Die Mitglieder des Gemeinderates bekundeten offen ihren Unmut über das Vorgehen der beteiligten Stellen. Erst zu Beginn des Jahres habe man der Beteiligung Aßlings am Probebetrieb für den Digitalfunk zugestimmt. "Damals wurde indirekt noch mit Nachteilen gedroht, wenn man sich geweigert hätte. Nach aktuellem Kenntnisstand würde ich heute nicht mehr zustimmen", betonte Anton Spielberger (SPD). Der Digitalfunk an sich sei längst beschlossene Sache, so Werner Lampl, der nun aber von einer unfairen Behandlung seiner Gemeinde sprach. "Ich kann und werde diesem Verhalten nicht zustimmen." Unter höchsten Anstrengungen habe man erreicht, dass der letzte Mobilfunksender auf dem Aßlinger Feuerwehrhaus 2016 in den Außenbereich verlegt werde. Nun solle man als Notlösung für den Nachbarlandkreis herhalten.

In Tuntenhausen existiert ein Grundsatzbeschluss des Gemeinderates, welcher die aktive Suche der Kommune nach Mobilfunk- und Digitalfunkstandorten ablehnt. "Und selbstverständlich können wir Aßling auch keinen Funkmast aufzwingen", erklärt Tuntenhausens Geschäftsleiter Erik Thomas.
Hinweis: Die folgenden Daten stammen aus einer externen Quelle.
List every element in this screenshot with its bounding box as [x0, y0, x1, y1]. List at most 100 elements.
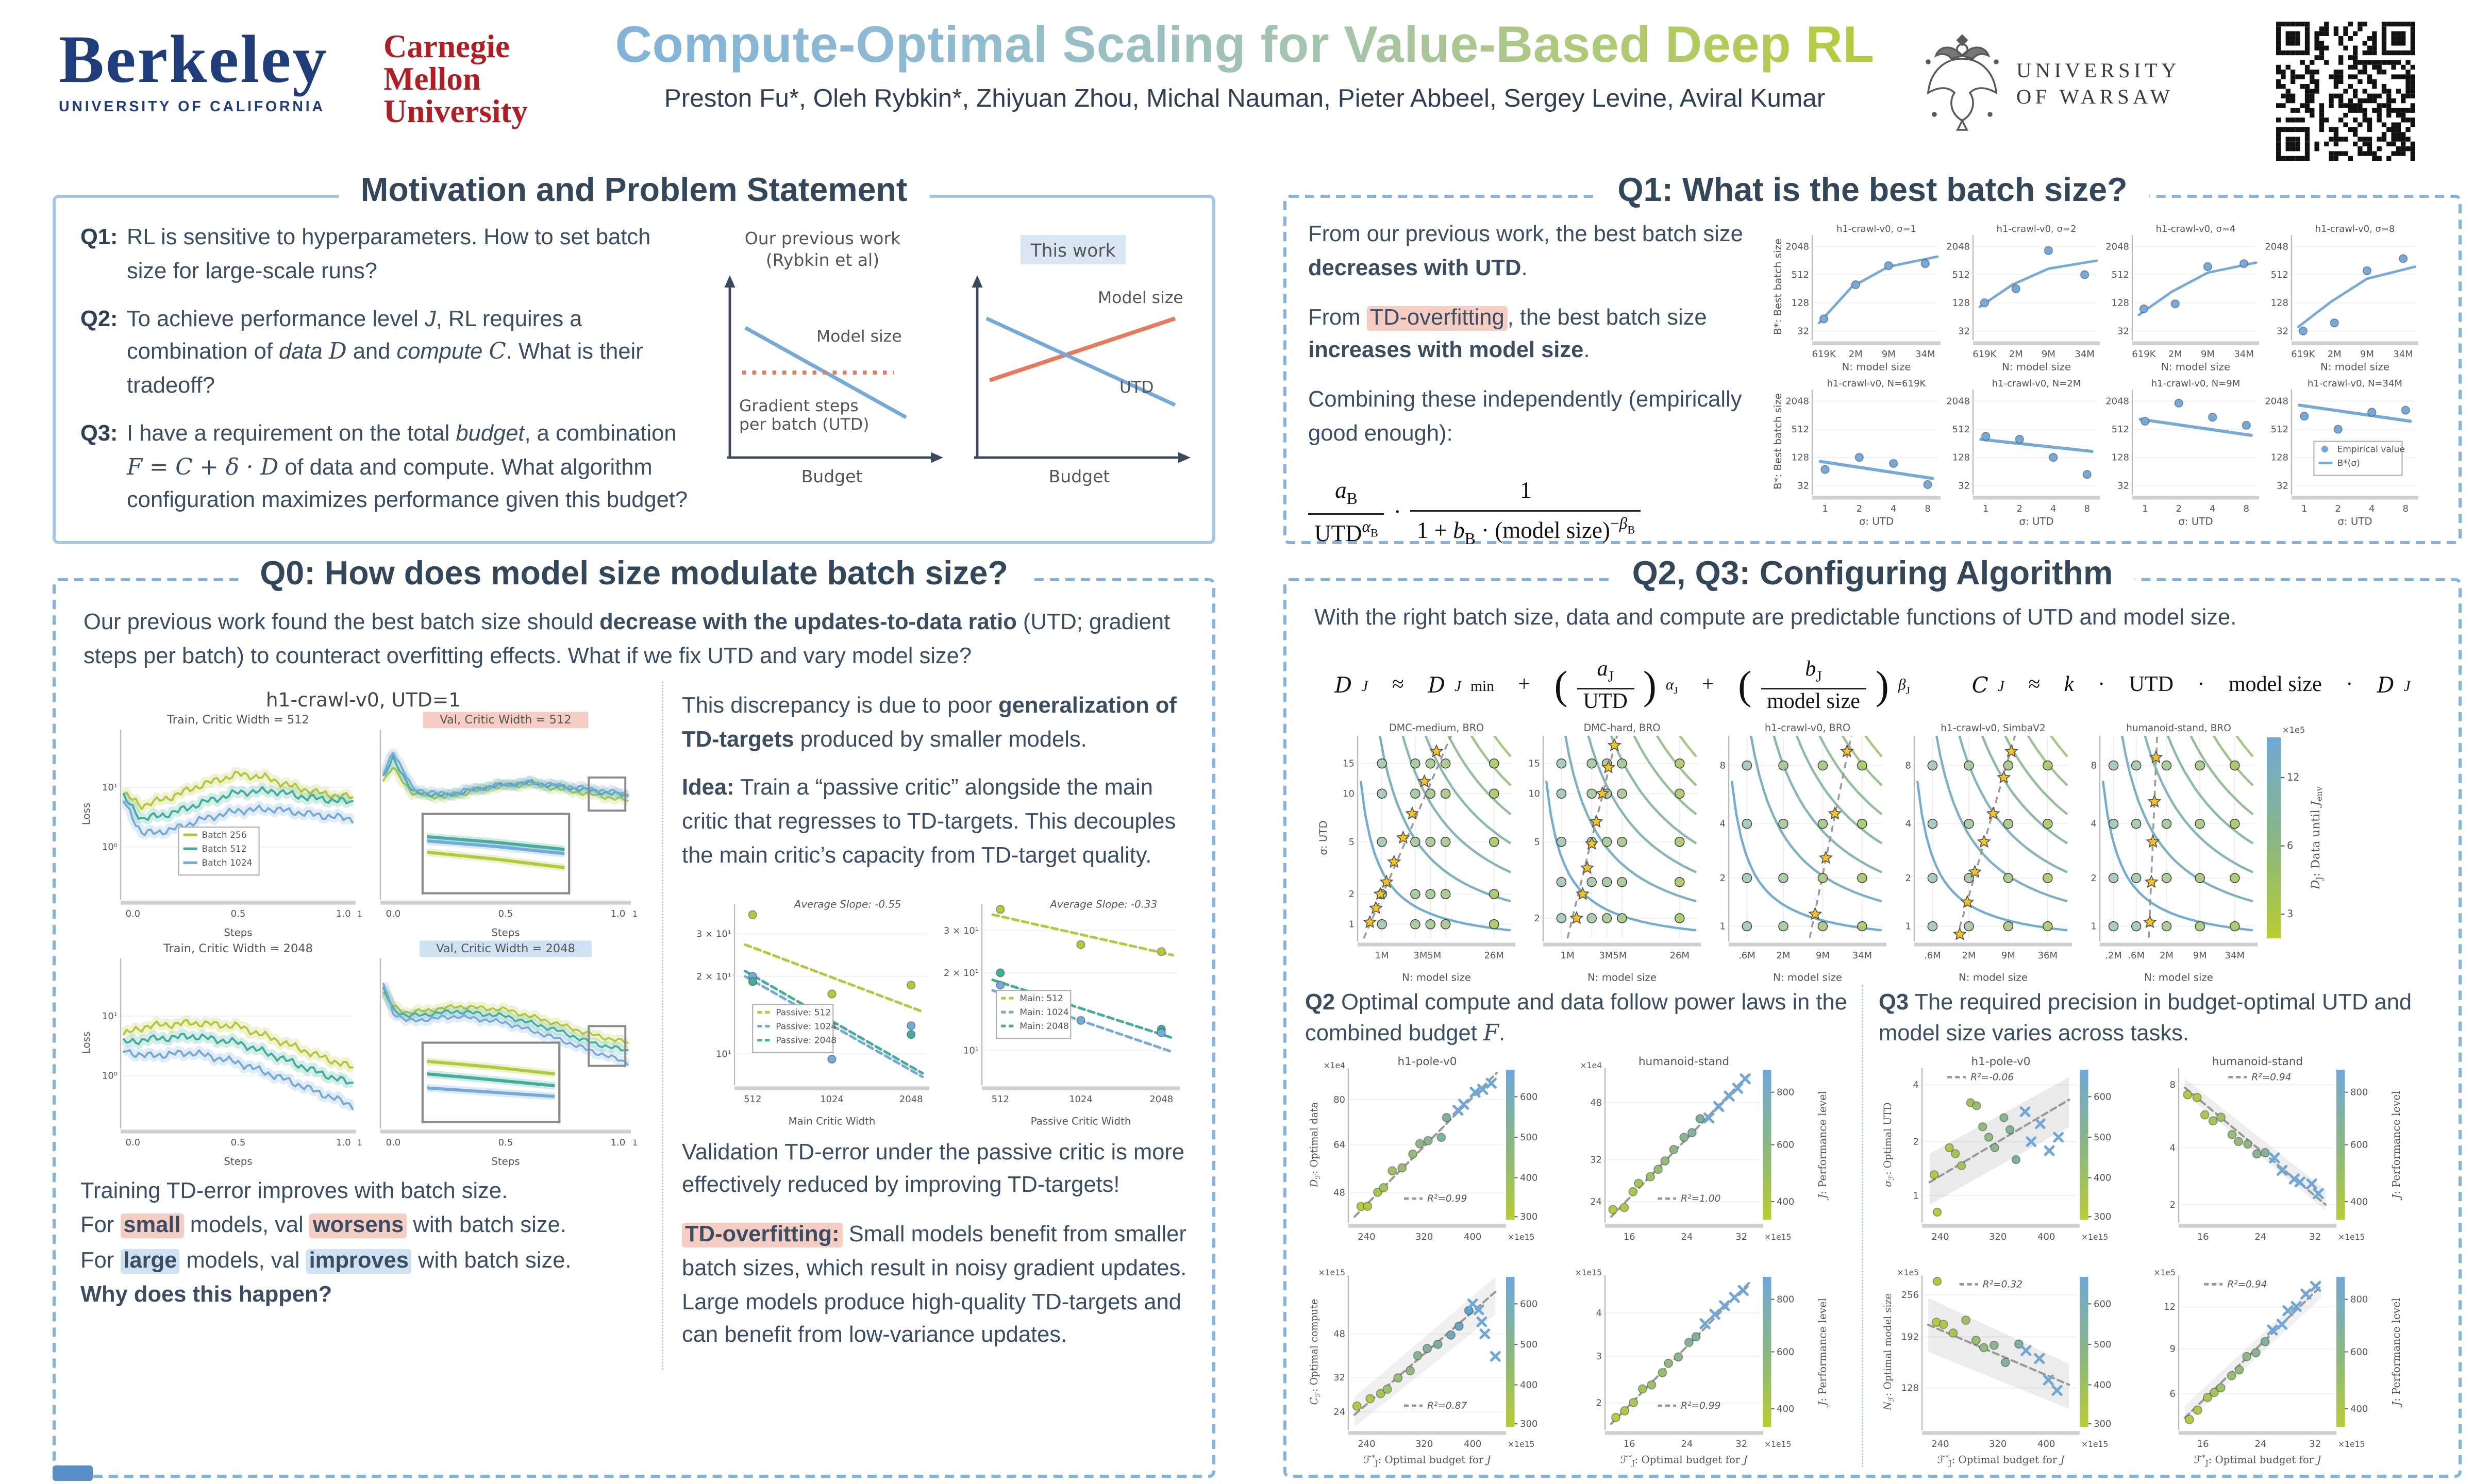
svg-text:R²=0.94: R²=0.94 — [2251, 1073, 2291, 1084]
svg-text:9: 9 — [2170, 1344, 2176, 1355]
chart-contour-humanoid-stand-bro: humanoid-stand, BRO 8 4 2 1 .2M .6M 2M 9M 34M N: m… — [2091, 722, 2258, 983]
svg-text:600: 600 — [2094, 1300, 2111, 1310]
svg-text:1: 1 — [1983, 503, 1988, 514]
svg-text:512: 512 — [992, 1093, 1009, 1104]
authors-line: Preston Fu*, Oleh Rybkin*, Zhiyuan Zhou,… — [664, 85, 1826, 113]
svg-text:128: 128 — [1901, 1384, 1919, 1394]
svg-text:24: 24 — [1681, 1439, 1693, 1450]
header: Berkeley UNIVERSITY OF CALIFORNIA Carneg… — [0, 0, 2474, 182]
utd-label: UTD — [1119, 378, 1154, 397]
svg-text:128: 128 — [1792, 298, 1809, 309]
svg-text:300: 300 — [1520, 1419, 1537, 1430]
svg-text:4: 4 — [2091, 818, 2097, 829]
svg-text:Passive: 512: Passive: 512 — [776, 1007, 831, 1018]
svg-text:×1e4: ×1e4 — [1323, 1061, 1345, 1071]
svg-text:×1e15: ×1e15 — [2338, 1233, 2365, 1242]
svg-text:0.0: 0.0 — [386, 1137, 401, 1148]
svg-text:N: model size: N: model size — [1959, 971, 2028, 983]
svg-text:12: 12 — [2164, 1302, 2176, 1313]
svg-text:2: 2 — [2176, 503, 2182, 514]
svg-text:600: 600 — [2094, 1092, 2111, 1103]
chart-contour-dmc-hard-bro: DMC-hard, BRO 15 10 5 2 1M 3M5M 26M N: model siz… — [1528, 721, 1701, 983]
svg-text:2M: 2M — [2328, 349, 2342, 360]
svg-text:1024: 1024 — [1069, 1093, 1093, 1104]
cmu-line: Mellon — [383, 60, 481, 97]
svg-text:R²=0.99: R²=0.99 — [1427, 1194, 1467, 1205]
chart-slope-main-critic-width: 3 × 10¹ 2 × 10¹ 10¹ 512 1024 2048 Main Critic … — [696, 898, 929, 1127]
loss-figure-suptitle: h1-crawl-v0, UTD=1 — [265, 687, 461, 711]
svg-text:2: 2 — [1534, 913, 1540, 923]
svg-text:R²=1.00: R²=1.00 — [1681, 1194, 1720, 1205]
q0-conclusion-line: For large models, val improves with batc… — [80, 1249, 572, 1274]
svg-text:128: 128 — [2112, 452, 2129, 463]
svg-text:2: 2 — [2335, 503, 2341, 514]
svg-text:1.0: 1.0 — [336, 908, 351, 919]
svg-text:128: 128 — [2112, 298, 2129, 309]
svg-text:Passive Critic Width: Passive Critic Width — [1031, 1115, 1131, 1127]
svg-text:h1-crawl-v0, σ=1: h1-crawl-v0, σ=1 — [1836, 224, 1916, 234]
svg-text:ℱ*J: Optimal budget for J: ℱ*J: Optimal budget for J — [1364, 1455, 1492, 1468]
svg-text:ℱ*J: Optimal budget for J: ℱ*J: Optimal budget for J — [1937, 1455, 2065, 1468]
svg-text:2048: 2048 — [2105, 396, 2129, 407]
svg-text:3: 3 — [2287, 908, 2293, 920]
svg-text:1e6: 1e6 — [632, 1138, 637, 1148]
svg-text:32: 32 — [1590, 1155, 1602, 1166]
svg-text:h1-pole-v0: h1-pole-v0 — [1971, 1056, 2030, 1069]
svg-text:2048: 2048 — [1785, 396, 1809, 407]
svg-text:1e6: 1e6 — [357, 1138, 362, 1148]
svg-text:4: 4 — [1905, 818, 1911, 829]
cmu-line: Carnegie — [383, 28, 510, 65]
svg-text:Main Critic Width: Main Critic Width — [789, 1115, 876, 1127]
utd-label: per batch (UTD) — [739, 415, 869, 434]
svg-text:500: 500 — [2094, 1340, 2111, 1351]
svg-text:1M: 1M — [1375, 950, 1389, 960]
svg-text:400: 400 — [2037, 1439, 2055, 1450]
svg-text:32: 32 — [1735, 1232, 1747, 1243]
q2-column: Q2 Optimal compute and data follow power… — [1305, 984, 1849, 1468]
svg-text:.2M: .2M — [2105, 950, 2122, 960]
svg-text:Dℱ: Optimal data: Dℱ: Optimal data — [1308, 1103, 1322, 1188]
q1-text: RL is sensitive to hyperparameters. How … — [127, 226, 651, 284]
svg-text:N: model size: N: model size — [1842, 361, 1911, 373]
svg-text:10¹: 10¹ — [102, 782, 118, 793]
chart-bstar-vs-modelsize-utd8: h1-crawl-v0, σ=8 2048 512 128 32 619K 2M 9M 34M N… — [2265, 224, 2418, 373]
svg-text:Val, Critic Width = 2048: Val, Critic Width = 2048 — [436, 942, 575, 955]
svg-text:2: 2 — [1720, 872, 1726, 883]
svg-text:2: 2 — [1349, 889, 1355, 900]
svg-text:32: 32 — [2309, 1232, 2321, 1243]
svg-text:0.0: 0.0 — [125, 908, 140, 919]
berkeley-logo: Berkeley UNIVERSITY OF CALIFORNIA — [59, 24, 328, 116]
svg-text:Loss: Loss — [80, 803, 92, 825]
chart-train-loss-width2048: Train, Critic Width = 2048 10¹ 10⁰ 0.0 0.5 1.… — [80, 942, 362, 1168]
svg-text:300: 300 — [1520, 1212, 1537, 1223]
contour-row: DMC-medium, BRO 15 10 5 2 1 1M 3M5M 26M N: model … — [1286, 718, 2459, 984]
svg-text:Average Slope: -0.33: Average Slope: -0.33 — [1049, 898, 1157, 909]
svg-text:DJ: Data until Jenv: DJ: Data until Jenv — [2309, 786, 2324, 890]
svg-text:1024: 1024 — [820, 1093, 844, 1104]
svg-text:26M: 26M — [1670, 950, 1690, 960]
svg-text:h1-pole-v0: h1-pole-v0 — [1397, 1056, 1457, 1069]
q3-header: Q3 The required precision in budget-opti… — [1879, 990, 2412, 1047]
svg-text:h1-crawl-v0, σ=2: h1-crawl-v0, σ=2 — [1997, 224, 2077, 234]
svg-text:Batch 256: Batch 256 — [202, 830, 247, 840]
svg-text:32: 32 — [2277, 326, 2288, 336]
svg-text:300: 300 — [2094, 1419, 2111, 1430]
question-q2: Q2: To achieve performance level J, RL r… — [80, 304, 690, 405]
svg-text:This work: This work — [1030, 241, 1116, 261]
svg-text:h1-crawl-v0, BRO: h1-crawl-v0, BRO — [1765, 721, 1850, 733]
q2-label: Q2: — [80, 307, 118, 332]
svg-text:32: 32 — [1958, 326, 1970, 336]
svg-text:9M: 9M — [1816, 950, 1830, 960]
chart-bstar-vs-utd-n34m: h1-crawl-v0, N=34M 2048 512 128 32 1 2 4 8 σ: UTD… — [2265, 378, 2418, 528]
svg-text:10¹: 10¹ — [716, 1048, 731, 1059]
svg-text:DMC-hard, BRO: DMC-hard, BRO — [1583, 721, 1660, 733]
svg-text:Steps: Steps — [491, 1155, 520, 1167]
svg-text:×1e15: ×1e15 — [1764, 1440, 1791, 1449]
svg-text:Steps: Steps — [491, 926, 520, 938]
svg-text:×1e15: ×1e15 — [1764, 1233, 1791, 1242]
svg-text:10: 10 — [1343, 788, 1355, 799]
uw-name: UNIVERSITY OF WARSAW — [2016, 57, 2180, 110]
svg-text:2M: 2M — [1962, 950, 1976, 960]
Die vom Innenministerium beauftragten Firmen müssten ihre Aufträge daher alleine ausführen.

Die "Projektgruppe DigiNet" wurde 2006 vom Bayerischen Innenministerium gegründet, um die Einführung des Digitalfunks zu realisieren. Ihr gehören unter anderem auch Vertreter von Polizei, Feuerwehr und Rettungsdienst an. Pressesprecher Markus Dengler bestätigt auf Nachfrage die schwierige Standortsuche für einen Funkmast im Bereich Tuntenhausen. "Wir haben dort insgesamt 16 mögliche Standorte untersucht. Es konnte jedoch mit keinem der Grundstückseigentümer ein Mietvertrag geschlossen werden." Dieses Problem habe man im Landkreis Rosenheim in vielen Gemeinden gehabt und daher im Juli 2012 mit einem neuen Konzept nach alternativen Standorten suchen müssen, um eine vollständige Funkversorgung aller Orte sicherstellen zu können. "Ein solcher Sendemast muss eben dort stehen, wo er taktisch Sinn macht und alle Ortsteile abdeckt. Und das sind nun einmal Flächen in Wohnsiedlungen beziehungsweise deren direkter Umgebung." So sei Aßling nach erneuter Überprüfung doch als möglicher Standort in den Fokus der telent GmbH gerückt.